月曜日, 9月 30, 2013

「潮騒のメモリー」は80年代アイドルとアイドル歌謡への愛とオマージュがいっぱい

NHK連続テレビ小説『あまちゃん』が終わった。それにしても、主題歌ともいうべき「潮騒のメモリー」にはドラマの伏線がいろいろ隠されていた。ドラマが終わって改めて脚本の宮藤官九郎の謎解きの面白さをちょっと味わっている。

「潮騒のメモリー」の歌詞が三島由紀夫の小説『潮騒』が原点になっているのは間違いないだろう。冒頭に出てくる「♪来てよ その火を 飛び越えて」という歌詞は、小説のハイライトシーンであり、歌島の監的哨で主人公の二人(初江と新治)が焚き火にあたりながら見つめ合い、そして抱き合う場面を連想させる。クドカンがこの有名小説を読んでいないわけはないだろう。

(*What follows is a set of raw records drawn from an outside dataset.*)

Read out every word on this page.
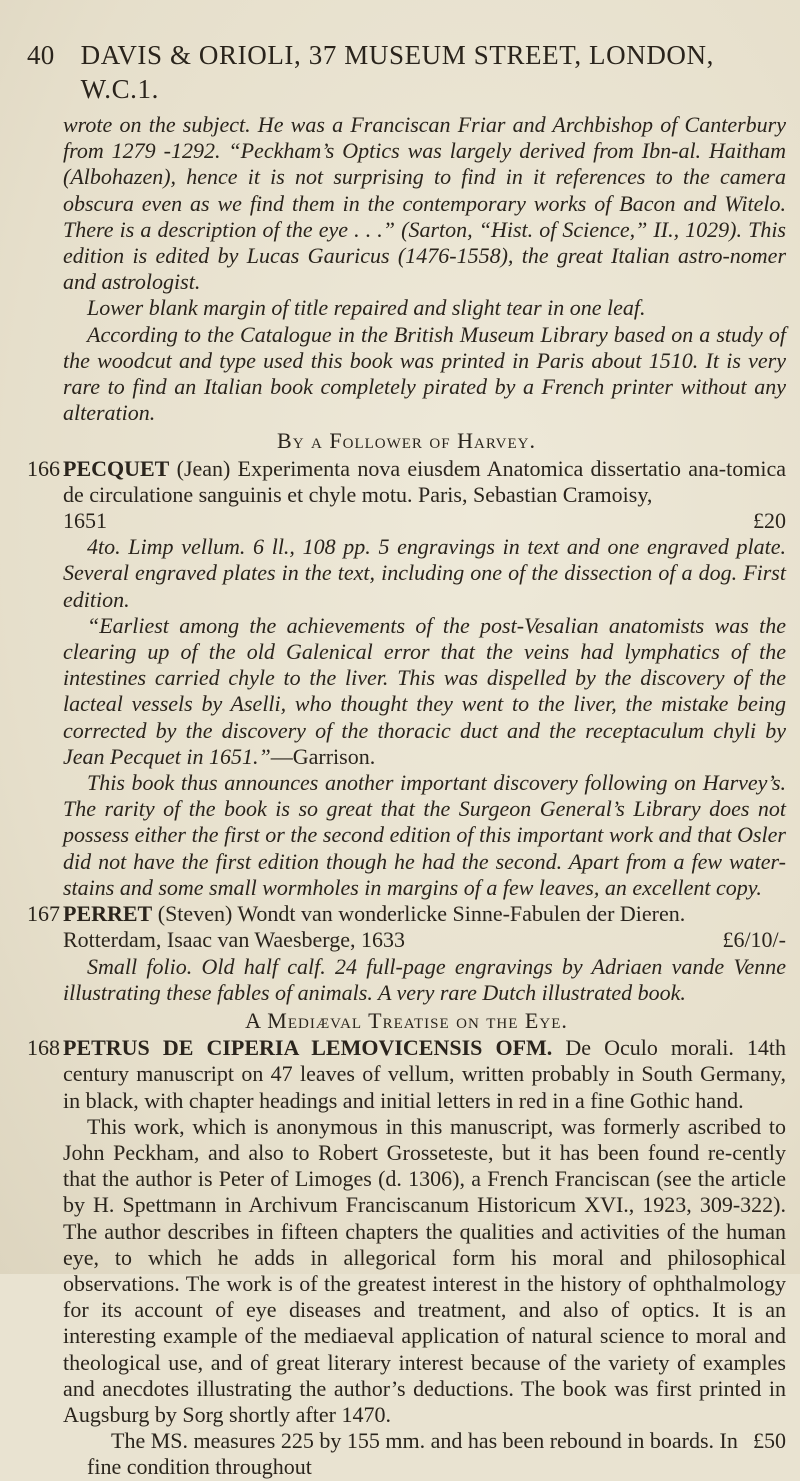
40 DAVIS & ORIOLI, 37 MUSEUM STREET, LONDON, W.C.1.

wrote on the subject. He was a Franciscan Friar and Archbishop of Canterbury from 1279 -1292. “Peckham’s Optics was largely derived from Ibn-al. Haitham (Albohazen), hence it is not surprising to find in it references to the camera obscura even as we find them in the contemporary works of Bacon and Witelo. There is a description of the eye . . .” (Sarton, “Hist. of Science,” II., 1029). This edition is edited by Lucas Gauricus (1476-1558), the great Italian astro-nomer and astrologist.

Lower blank margin of title repaired and slight tear in one leaf.

According to the Catalogue in the British Museum Library based on a study of the woodcut and type used this book was printed in Paris about 1510. It is very rare to find an Italian book completely pirated by a French printer without any alteration.

By a Follower of Harvey.

166 PECQUET (Jean) Experimenta nova eiusdem Anatomica dissertatio ana-tomica de circulatione sanguinis et chyle motu. Paris, Sebastian Cramoisy,

1651	£20

4to. Limp vellum. 6 ll., 108 pp. 5 engravings in text and one engraved plate. Several engraved plates in the text, including one of the dissection of a dog. First edition.

“Earliest among the achievements of the post-Vesalian anatomists was the clearing up of the old Galenical error that the veins had lymphatics of the intestines carried chyle to the liver. This was dispelled by the discovery of the lacteal vessels by Aselli, who thought they went to the liver, the mistake being corrected by the discovery of the thoracic duct and the receptaculum chyli by Jean Pecquet in 1651.”—Garrison.

This book thus announces another important discovery following on Harvey’s. The rarity of the book is so great that the Surgeon General’s Library does not possess either the first or the second edition of this important work and that Osler did not have the first edition though he had the second. Apart from a few water-stains and some small wormholes in margins of a few leaves, an excellent copy.

167 PERRET (Steven) Wondt van wonderlicke Sinne-Fabulen der Dieren.

Rotterdam, Isaac van Waesberge, 1633	£6/10/-

Small folio. Old half calf. 24 full-page engravings by Adriaen vande Venne illustrating these fables of animals. A very rare Dutch illustrated book.

A Mediæval Treatise on the Eye.

168 PETRUS DE CIPERIA LEMOVICENSIS OFM. De Oculo morali. 14th century manuscript on 47 leaves of vellum, written probably in South Germany, in black, with chapter headings and initial letters in red in a fine Gothic hand.

This work, which is anonymous in this manuscript, was formerly ascribed to John Peckham, and also to Robert Grosseteste, but it has been found re-cently that the author is Peter of Limoges (d. 1306), a French Franciscan (see the article by H. Spettmann in Archivum Franciscanum Historicum XVI., 1923, 309-322). The author describes in fifteen chapters the qualities and activities of the human eye, to which he adds in allegorical form his moral and philosophical observations. The work is of the greatest interest in the history of ophthalmology for its account of eye diseases and treatment, and also of optics. It is an interesting example of the mediaeval application of natural science to moral and theological use, and of great literary interest because of the variety of examples and anecdotes illustrating the author’s deductions. The book was first printed in Augsburg by Sorg shortly after 1470.

The MS. measures 225 by 155 mm. and has been rebound in boards. In fine condition throughout
£50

この『潮騒』は過去に5回も映画されているので、小説を読んでいなくてもこのシーンを知っている人は多いと思う。『潮騒』が最初に映画化されたのは1954年で、青山京子(現・小林旭夫人)&久保明というコンビで監督は谷口千吉。製作はゴジラ映画でお馴染みの田中友幸だった。次に映画化されたのは1964年で、主演は吉永小百合&浜田光夫という当時の日活の黄金コンビ(監督:森永健次郎)。3回目の映画化は1971年で、監督の森谷司郎は主演に小野里みどり&朝比奈逸人という無名の新人を起用した。第4作目が1975年封切りの山口百恵&三浦友和コンビ(監督:西河克己)で、おそらくこの映画がもっとも有名だろう。ただ、宮藤官九郎は1970年生まれなので、この映画をその時点では観てはいないだろう。そして、第5作目は1985年に堀ちえみ&鶴見辰吾(監督:小谷承靖)で映画化されている。

「♪来てよ その火を 飛び越えて」に続く、「♪砂に書いた アイ・ミス・ユー」という歌詞はおそらくパットブーンの「砂に書いた ラブレター」を念頭に「アイ・ミス・ユー」という80年代にちょっと流行ったフレーズを入れたように思える。

この冒頭の歌詞以降はご存知のように、ストーリーといろいろとリンクさせている。なかでも最終週で「♪三途の川の マーメイド 友だち少ない マーメイド」を薬師丸ひろ子に「♪3代前から マーメイド 親譲りの マーメイド」と歌わさせたのは珠玉な置き換えであった。またそれに続く「♪マーメイド 好きよ 嫌いよ」は松田聖子の『小麦色のマーメイド』の「♪好きよ 嫌いよ」を意識しているのではないだろうか。

他にも書きたいことはあるがそれは「あまラー」と呼ばれる人たちにまかせることにしよう。それにしても、この「潮騒のメモリー」の歌詞には宮藤官九郎の80年代アイドルおよびアイドル歌謡への愛とオマージュ(尊敬と敬意)がいっぱいである。